Polska zaskarżyła do Trybunału Sprawiedliwości UE unijną dyrektywę, która ustanawia nowe limity głównych źródeł zanieczyszczeń powietrza dla państw UE (dyrektywa NEC). Skarga przygotowana przez resort środowiska została złożona w Trybunale w Luksemburgu w ubiegłym miesiącu.
Dyrektywa dotyczy przepisów ustanawiających maksymalne limity emisji dwutlenku siarki, cząstek stałych i tlenków azotu. Nowe limity miałyby kosztować całą Unię około 2 mld euro rocznie od 2020 roku, tymczasem na nasz kraj przypadałaby aż jedna czwarta tej kwoty, czyli około 500 mln euro.
Z analizy wpływu - przygotowanej przez Komisję Europejską jeszcze przed uchwaleniem tych przepisów - wynikało, że roczny koszt dyrektywy na statystycznego Polaka miałby wynosić około 15 euro, tymczasem np. przeciętny Holender ponosiłby koszty w wysokości około 1,3 euro rocznie. Wyższe koszty dla Polski wynikają z zapóźnienia naszej gospodarki i złej jakości powietrza w naszym kraju.
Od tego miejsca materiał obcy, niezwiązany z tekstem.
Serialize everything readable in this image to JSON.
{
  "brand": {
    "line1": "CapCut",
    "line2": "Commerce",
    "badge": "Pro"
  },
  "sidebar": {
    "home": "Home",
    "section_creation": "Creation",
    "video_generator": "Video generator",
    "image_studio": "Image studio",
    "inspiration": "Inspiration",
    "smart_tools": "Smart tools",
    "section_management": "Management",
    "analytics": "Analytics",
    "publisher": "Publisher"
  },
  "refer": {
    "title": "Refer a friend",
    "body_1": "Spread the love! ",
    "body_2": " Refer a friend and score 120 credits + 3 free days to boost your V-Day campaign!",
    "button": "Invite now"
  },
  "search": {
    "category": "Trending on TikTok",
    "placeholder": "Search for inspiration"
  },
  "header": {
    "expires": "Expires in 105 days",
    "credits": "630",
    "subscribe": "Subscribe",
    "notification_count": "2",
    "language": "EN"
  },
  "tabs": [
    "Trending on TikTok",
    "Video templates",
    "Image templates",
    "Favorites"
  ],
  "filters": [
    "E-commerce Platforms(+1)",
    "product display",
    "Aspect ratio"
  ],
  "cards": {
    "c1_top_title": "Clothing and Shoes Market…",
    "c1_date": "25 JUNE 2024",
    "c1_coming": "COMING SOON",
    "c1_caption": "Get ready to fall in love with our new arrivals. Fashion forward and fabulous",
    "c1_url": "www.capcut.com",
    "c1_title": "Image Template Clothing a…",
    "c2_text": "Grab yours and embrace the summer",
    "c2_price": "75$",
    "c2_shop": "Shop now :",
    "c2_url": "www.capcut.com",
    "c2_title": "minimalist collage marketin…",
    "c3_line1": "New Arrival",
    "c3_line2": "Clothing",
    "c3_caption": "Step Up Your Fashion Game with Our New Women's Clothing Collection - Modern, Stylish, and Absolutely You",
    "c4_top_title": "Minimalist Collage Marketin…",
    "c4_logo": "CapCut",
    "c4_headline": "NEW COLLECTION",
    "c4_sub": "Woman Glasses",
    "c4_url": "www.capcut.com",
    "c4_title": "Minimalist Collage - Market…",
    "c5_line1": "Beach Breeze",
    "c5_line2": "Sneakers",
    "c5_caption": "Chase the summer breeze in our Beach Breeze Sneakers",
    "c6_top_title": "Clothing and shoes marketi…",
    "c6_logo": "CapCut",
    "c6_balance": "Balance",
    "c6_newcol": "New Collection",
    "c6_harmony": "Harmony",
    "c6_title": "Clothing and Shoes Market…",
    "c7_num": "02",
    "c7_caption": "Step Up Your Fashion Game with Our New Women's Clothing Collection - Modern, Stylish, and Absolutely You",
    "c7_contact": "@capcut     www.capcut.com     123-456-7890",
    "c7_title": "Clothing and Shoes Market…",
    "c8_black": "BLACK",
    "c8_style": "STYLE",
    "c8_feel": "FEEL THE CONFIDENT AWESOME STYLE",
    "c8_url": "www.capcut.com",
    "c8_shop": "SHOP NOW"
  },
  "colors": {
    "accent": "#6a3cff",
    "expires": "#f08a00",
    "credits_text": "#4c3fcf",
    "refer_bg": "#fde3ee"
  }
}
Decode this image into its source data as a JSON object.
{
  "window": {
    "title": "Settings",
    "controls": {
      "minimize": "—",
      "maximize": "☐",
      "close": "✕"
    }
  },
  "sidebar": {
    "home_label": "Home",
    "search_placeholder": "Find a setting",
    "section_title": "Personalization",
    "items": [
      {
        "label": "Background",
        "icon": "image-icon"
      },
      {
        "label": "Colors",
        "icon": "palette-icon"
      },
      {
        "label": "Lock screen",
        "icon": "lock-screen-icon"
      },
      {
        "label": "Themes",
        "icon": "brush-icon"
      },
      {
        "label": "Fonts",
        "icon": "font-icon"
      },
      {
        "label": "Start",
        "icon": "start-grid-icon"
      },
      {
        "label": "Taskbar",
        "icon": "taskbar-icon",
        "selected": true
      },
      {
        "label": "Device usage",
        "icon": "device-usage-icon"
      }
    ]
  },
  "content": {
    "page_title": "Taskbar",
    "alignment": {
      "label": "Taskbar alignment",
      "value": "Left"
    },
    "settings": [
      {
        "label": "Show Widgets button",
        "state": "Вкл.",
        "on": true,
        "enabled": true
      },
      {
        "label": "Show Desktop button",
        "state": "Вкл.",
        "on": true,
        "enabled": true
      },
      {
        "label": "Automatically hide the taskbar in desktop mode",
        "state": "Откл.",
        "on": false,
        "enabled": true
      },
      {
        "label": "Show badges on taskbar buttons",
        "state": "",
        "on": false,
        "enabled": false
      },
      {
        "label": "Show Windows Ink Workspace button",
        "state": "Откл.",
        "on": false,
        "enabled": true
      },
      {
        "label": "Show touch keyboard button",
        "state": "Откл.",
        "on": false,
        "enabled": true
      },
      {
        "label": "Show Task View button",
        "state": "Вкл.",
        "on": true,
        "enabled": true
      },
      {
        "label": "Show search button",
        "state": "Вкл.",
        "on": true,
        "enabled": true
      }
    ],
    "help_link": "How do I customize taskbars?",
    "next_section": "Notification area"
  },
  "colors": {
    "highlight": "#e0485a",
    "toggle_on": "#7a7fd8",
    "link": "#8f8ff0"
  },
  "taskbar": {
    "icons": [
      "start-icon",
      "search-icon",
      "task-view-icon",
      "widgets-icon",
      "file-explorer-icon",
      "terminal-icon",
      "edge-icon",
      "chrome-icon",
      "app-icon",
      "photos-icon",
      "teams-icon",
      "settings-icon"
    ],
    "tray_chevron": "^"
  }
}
Przepisy dyrektywy NEC zawierają zobowiązania krajów do ograniczenia emisji dwutlenku siarki (SO2) tlenków azotu (NOx), amoniaku i drobnych cząstek stałych (o średnicy mniejszej niż 2,5 mikrometra). Ponadto nowe regulacje wprowadzą ograniczenia emisji pyłów (niemetanowych lotnych związków organicznych NMVOC). Zgodnie z propozycją KE zatwierdzoną przez negocjatorów z PE i państw członkowskich od 2020 do 2029 roku Polska ma zmniejszyć ich emisję o 25 proc. W tym przypadku regulacje dotkną kotłownie i osoby ogrzewające prywatne domy, czyli generalnie cały sektor komunalny.